Messed up either way.

0 ( +0 / -0 )

It would take more than one person to pull this off... offer complete immunity to the first person who steps up to tell on the others.

0 ( +0 / -0 )

Dr. Shipman san has risen again

0 ( +0 / -0 )

Hopefully the detection and arrest of the murderer, if there is one, will pave the way, as was the case in Britain, for a complete overall of the legal structure behind Japan's health care system.

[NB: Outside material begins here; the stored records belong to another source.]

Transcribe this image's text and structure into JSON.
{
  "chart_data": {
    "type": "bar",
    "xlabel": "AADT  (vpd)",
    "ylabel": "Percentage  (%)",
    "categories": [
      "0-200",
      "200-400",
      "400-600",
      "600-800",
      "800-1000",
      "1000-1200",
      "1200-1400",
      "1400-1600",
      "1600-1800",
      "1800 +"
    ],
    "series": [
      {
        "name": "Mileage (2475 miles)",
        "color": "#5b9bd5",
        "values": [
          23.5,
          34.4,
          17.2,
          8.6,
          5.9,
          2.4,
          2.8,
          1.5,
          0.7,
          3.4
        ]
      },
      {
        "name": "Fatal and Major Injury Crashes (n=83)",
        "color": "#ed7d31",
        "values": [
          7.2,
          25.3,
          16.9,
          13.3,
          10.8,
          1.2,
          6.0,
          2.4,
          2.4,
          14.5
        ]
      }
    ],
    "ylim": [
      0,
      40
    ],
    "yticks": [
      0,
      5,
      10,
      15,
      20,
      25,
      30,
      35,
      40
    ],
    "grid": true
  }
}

I wouldn't know if Japan needs that, but Britain's had more than its fair share of nutjobs. Jimmy Savile committed a considerable proportion of his sex crimes on hospital premises, against patients, against staff, against children, against the mentally ill, and even against the dead. He had open access to a number of institutions, including Leeds General Infirmary, Broadmoor, and Stoke Mandeville. Could anything be sadder than this? "A former child patient at the hospital has said that nurses warned her to stay in bed and pretend to be asleep when Savile was due to visit."

Here are a few more total wrong 'uns:

http://news.bbc.co.uk/1/hi/england/oxfordshire/4756905.stm

http://news.bbc.co.uk/1/hi/wales/north_east/7058722.stm

The final one is likely to have been Harold Shipman's inspiration, and had 160 very suspicious deaths to his name. Miraculously, he was acquitted:

https://en.wikipedia.org/wiki/John_Bodkin_Adams

0 ( +0 / -0 )

This may be because of historical taboos about working with the dead.

Or because it's another four years after you get your M.D., and it pays crap? I know someone who was considering it, but four more years...

0 ( +0 / -0 )

“We see many people pass away due to the nature of this hospital, but had the impression that the number of those dying >>was increasing a bit,” a hospital official told Kyodo News.

The cold blood of those people running that hospital, extra dead people are just "a bit" of their running business...

0 ( +0 / -0 )

The cold blood of those people running that hospital, extra dead people are just "a bit" of their running business...

You do realize that they take a large number of terminally ill patients, right? Death is something they deal with all the time, not like the average person who deals with it a few times through their lives. You call it cold, they call it their lives.

1 ( +1 / -0 )

. extra dead people are just "a bit" of their running business...

Meaning that it was a small increase, not enough to raise an immediate alarm.